D’abord en tant que chercheuse sur le changement climatique, pour vous faire part d’un constat sans appel : le réchauffement climatique nous place face au défi le plus important de notre existence, tant il conditionne notre futur commun sur Terre.
Chers Camarades,
Ce réchauffement, qui est aujourd’hui de + 1,2°C par rapport à l’ère préindustrielle, montre déjà de lourdes conséquences sur les écosystèmes, les populations et de nombreux secteurs, en particulier l’agriculture. La recherche à son plus haut niveau international nous permet aussi d’attribuer sans équivoque le réchauffement aux activités humaines, et précisément à nos émissions de gaz à effet de serre.
Jamais de son histoire l’être humain n’a vécu dans une atmosphère aussi carbonée.
Enfin, nous sommes aujourd’hui capables de projeter les risques futurs liés à la poursuite du réchauffement, et ces derniers sont tels que nous devons tout faire pour contenir la hausse de la température à + 1,5 °C. Cet objectif reste atteignable, mais à condition de réduire à zéro nos émissions nettes de dioxyde de carbone d’ici 2050. Et 30 ans, c’est très court pour réussir.
Faut-il pour autant céder au catastrophisme et baisser les bras ? Bien sûr que non. J’en viens donc à la deuxième « casquette » avec laquelle je vous écris : celle de diplômée des Ponts et de directrice de recherche au laboratoire CIRED, et par là-même actrice et témoin des multiples forces mobilisées par notre École pour accélérer les transformations nécessaires à l’atteinte de cet objectif.
À ce titre, j’accueille avec joie l’engagement de la Fondation des Ponts à créer un fonds dédié à la transition écologique, et j’espère que nous serons nombreux, parmi les déjà donatrices et donateurs, et parmi tous nos autres Camarades, à lui apporter notre soutien.

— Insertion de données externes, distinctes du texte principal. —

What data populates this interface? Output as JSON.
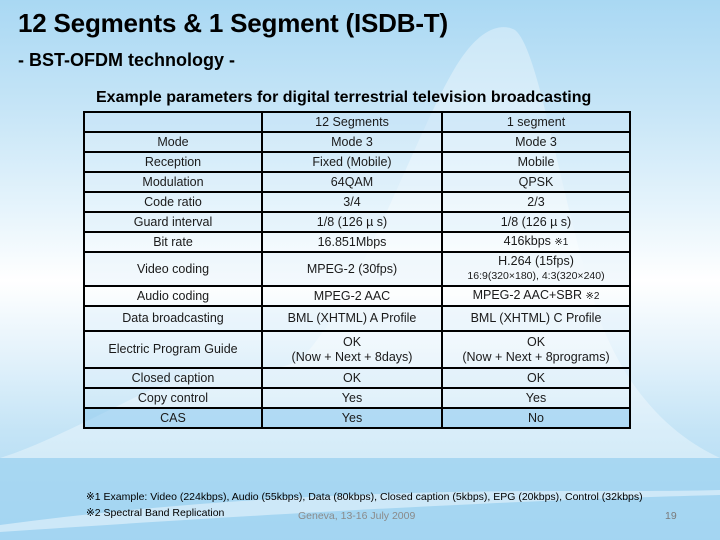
{
  "slide": {
    "title": "12 Segments & 1 Segment (ISDB-T)",
    "subtitle": "- BST-OFDM technology -",
    "caption": "Example parameters for digital terrestrial television broadcasting"
  },
  "table": {
    "headers": [
      "",
      "12 Segments",
      "1 segment"
    ],
    "rows": [
      {
        "label": "Mode",
        "seg12": "Mode 3",
        "seg1": "Mode 3"
      },
      {
        "label": "Reception",
        "seg12": "Fixed (Mobile)",
        "seg1": "Mobile"
      },
      {
        "label": "Modulation",
        "seg12": "64QAM",
        "seg1": "QPSK"
      },
      {
        "label": "Code ratio",
        "seg12": "3/4",
        "seg1": "2/3"
      },
      {
        "label": "Guard interval",
        "seg12": "1/8 (126 µ s)",
        "seg1": "1/8 (126 µ s)"
      },
      {
        "label": "Bit rate",
        "seg12": "16.851Mbps",
        "seg1": "416kbps",
        "seg1_note": "※1"
      },
      {
        "label": "Video coding",
        "seg12": "MPEG-2 (30fps)",
        "seg1": "H.264 (15fps)",
        "seg1_line2": "16:9(320×180), 4:3(320×240)"
      },
      {
        "label": "Audio coding",
        "seg12": "MPEG-2 AAC",
        "seg1": "MPEG-2 AAC+SBR",
        "seg1_note": "※2"
      },
      {
        "label": "Data broadcasting",
        "seg12": "BML (XHTML) A Profile",
        "seg1": "BML (XHTML) C Profile"
      },
      {
        "label": "Electric Program Guide",
        "seg12": "OK",
        "seg12_line2": "(Now + Next + 8days)",
        "seg1": "OK",
        "seg1_line2": "(Now + Next + 8programs)"
      },
      {
        "label": "Closed caption",
        "seg12": "OK",
        "seg1": "OK"
      },
      {
        "label": "Copy control",
        "seg12": "Yes",
        "seg1": "Yes"
      },
      {
        "label": "CAS",
        "seg12": "Yes",
        "seg1": "No"
      }
    ]
  },
  "notes": [
    "※1 Example: Video (224kbps), Audio (55kbps), Data (80kbps), Closed caption (5kbps), EPG (20kbps), Control (32kbps)",
    "※2 Spectral Band Replication"
  ],
  "footer": {
    "date": "Geneva, 13-16 July 2009",
    "page": "19"
  }
}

Car la communauté des Ponts a un rôle majeur à jouer face à l’urgence climatique.
En effet, cette urgence appelle deux types d’actions aussi nécessaires qu’indissociables. D’une part, réduire au plus faible niveau possible les émissions de gaz à effet de serre et, d’autre part, diminuer la vulnérabilité des écosystèmes et des populations au changement climatique inéluctable. Cela suppose de transformer en profondeur, rapidement et durablement, l’ensemble de nos systèmes : énergie, industrie, transports, urbanisme, bâtiment, finance…

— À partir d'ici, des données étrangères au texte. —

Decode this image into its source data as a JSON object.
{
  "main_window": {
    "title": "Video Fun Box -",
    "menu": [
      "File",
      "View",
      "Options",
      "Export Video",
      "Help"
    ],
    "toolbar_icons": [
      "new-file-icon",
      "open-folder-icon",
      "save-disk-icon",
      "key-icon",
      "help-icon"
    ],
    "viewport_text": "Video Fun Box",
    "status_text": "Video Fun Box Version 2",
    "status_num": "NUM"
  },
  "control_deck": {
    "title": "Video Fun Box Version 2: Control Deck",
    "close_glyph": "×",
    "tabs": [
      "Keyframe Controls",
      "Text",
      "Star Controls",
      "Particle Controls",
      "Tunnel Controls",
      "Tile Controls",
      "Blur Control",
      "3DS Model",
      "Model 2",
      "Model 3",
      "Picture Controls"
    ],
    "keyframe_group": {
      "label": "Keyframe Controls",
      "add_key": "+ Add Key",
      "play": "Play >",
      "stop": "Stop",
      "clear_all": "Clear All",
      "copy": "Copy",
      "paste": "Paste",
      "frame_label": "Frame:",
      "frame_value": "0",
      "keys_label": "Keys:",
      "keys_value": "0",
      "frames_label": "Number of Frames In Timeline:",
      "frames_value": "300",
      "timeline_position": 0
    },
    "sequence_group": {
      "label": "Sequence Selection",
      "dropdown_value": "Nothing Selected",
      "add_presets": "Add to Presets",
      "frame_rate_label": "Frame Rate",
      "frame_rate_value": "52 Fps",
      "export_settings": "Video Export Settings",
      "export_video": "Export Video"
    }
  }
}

Or, vous le découvrirez plus en détail dans le document ci-joint, l’enseignement, la recherche, l’innovation des Ponts, dont la vocation est de construire les mondes de demain, sont au cœur de ces transformations. Ils n’en sont bien sûr pas les seuls leviers, mais des leviers fondamentaux.
Notre École a aussi, historiquement, la conscience de l’intérêt général et la culture de l’amélioration, de la remise en question, du changement. L’ingénieur des Ponts a toujours incarné cette volonté d’être au service de la société, et peut-être plus encore la nouvelle génération d’élèves, dont l’appétence pour le sujet de la transition écologique, et le désir d’action, n’ont jamais été si importants.
Je pense donc qu’il est de notre devoir à toutes et tous de les soutenir, de les accompagner, de les inspirer, par nos actes au sein des secteurs clés dans lesquels beaucoup d’entre nous ont des postes à responsabilité, mais aussi par notre générosité.
Je terminerai enfin cette lettre par une note d’optimisme : les transformations auxquelles nous appelle l’urgence climatique ne sont pas des transformations tristes ! Repenser l’urbanisme et la mobilité pour construire des villes plus vertes, plus résilientes, plus agréables à vivre, c’est par exemple très joyeux.
Alors redoublons d’enthousiasme et d’énergie, et mobilisons-nous derrière notre École, ses élèves, ses chercheuses et chercheurs !
Je vous en remercie d’avance, avec toute mon amitié.
Céline Guivarch (IPEF 2005)
Économiste du changement climatique, directrice de recherche à l’École des Ponts, membre du Haut conseil pour le climat et autrice pour le 6e rapport du GIEC sur l’atténuation qui sera publié en mars 2022.